With a deep breath, I shrugged off my robe, revealing the raw vulnerability of my nakedness. My fingers traced the faint outlines of the scars that criss-crossed my body - the ugly remnants of a childhood lived in terror at the hands of those who were meant to love and protect me.

As I stood there, my heart heavy with the weight of my past, I whispered a prayer for all the innocent children who, like me, had suffered such unspeakable agony.

Misunderstood and shattered, no one can truly fathom the depth of my pain. They, both of them, are the architects of my brokenness. I spent an eternity trying to please them, but all I received in return was a gnawing sense of inadequacy. My tears were the only constant companion in a life that constantly let me down. Perhaps I was strong for hiding my despair, but that strength only came from knowing I had no one but myself. I've reached the end of my tether, having weathered countless storms that have stripped me of all I had to offer.

Thoughtfully, my gaze finds its way to the perfect embodiment of my essence - a sunset moth etched into my skin.

Moths have always held a place of fascination in my heart, the embodiment of metamorphosis and an eternal pursuit towards light. In a strange way, I see myself in them.

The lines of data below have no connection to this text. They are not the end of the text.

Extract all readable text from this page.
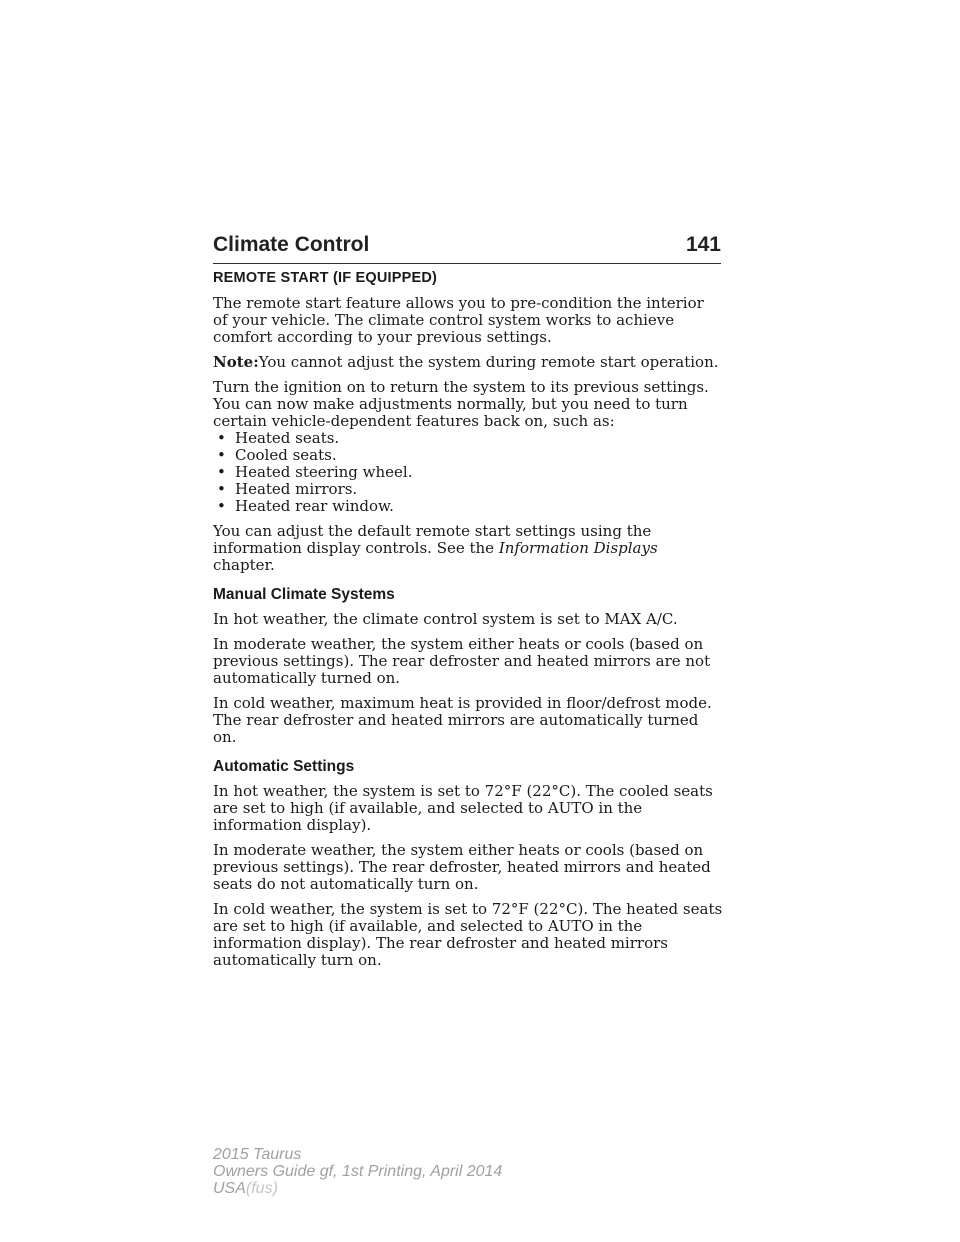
Climate Control	141
REMOTE START (IF EQUIPPED)

The remote start feature allows you to pre-condition the interior of your vehicle. The climate control system works to achieve comfort according to your previous settings.

Note:You cannot adjust the system during remote start operation.

Turn the ignition on to return the system to its previous settings. You can now make adjustments normally, but you need to turn certain vehicle-dependent features back on, such as:

• Heated seats.
• Cooled seats.
• Heated steering wheel.
• Heated mirrors.
• Heated rear window.

You can adjust the default remote start settings using the information display controls. See the Information Displays chapter.

Manual Climate Systems

In hot weather, the climate control system is set to MAX A/C.

In moderate weather, the system either heats or cools (based on previous settings). The rear defroster and heated mirrors are not automatically turned on.

In cold weather, maximum heat is provided in floor/defrost mode. The rear defroster and heated mirrors are automatically turned on.

Automatic Settings

In hot weather, the system is set to 72°F (22°C). The cooled seats are set to high (if available, and selected to AUTO in the information display).

In moderate weather, the system either heats or cools (based on previous settings). The rear defroster, heated mirrors and heated seats do not automatically turn on.

In cold weather, the system is set to 72°F (22°C). The heated seats are set to high (if available, and selected to AUTO in the information display). The rear defroster and heated mirrors automatically turn on.

2015 Taurus
Owners Guide gf, 1st Printing, April 2014
USA(fus)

As a youngling, my peers scorned me mercilessly for my fascination with moths. But their backwards thinking and ignorance were no match for my resilient spirit. Already scarred from the tumultuous childhood my parents had bequeathed me, I refused to let a pack of six-year-olds trample over my sense of self like a forgotten doormat.

My gaze drifted over to the gentle markings on my posterior, resembling bits of watercolor on a canvas. Once a source of shame, now a badge of honor. Every spot, scratch, and inked line on my body tells a tale of triumph and survival.

I luxuriate under the stream of a grandiose shower, sandblasted by steam and the therapeutic power of hot water. My muscles release their pent-up tension, melting beneath the soothing heat.

With a flick of my wrist, I shut my eyes and let the water wash over my face, my mind drifting away to Elizabeth. Who could she be engaged to? A Hollywood heartthrob, perhaps, or a chart-topping diva?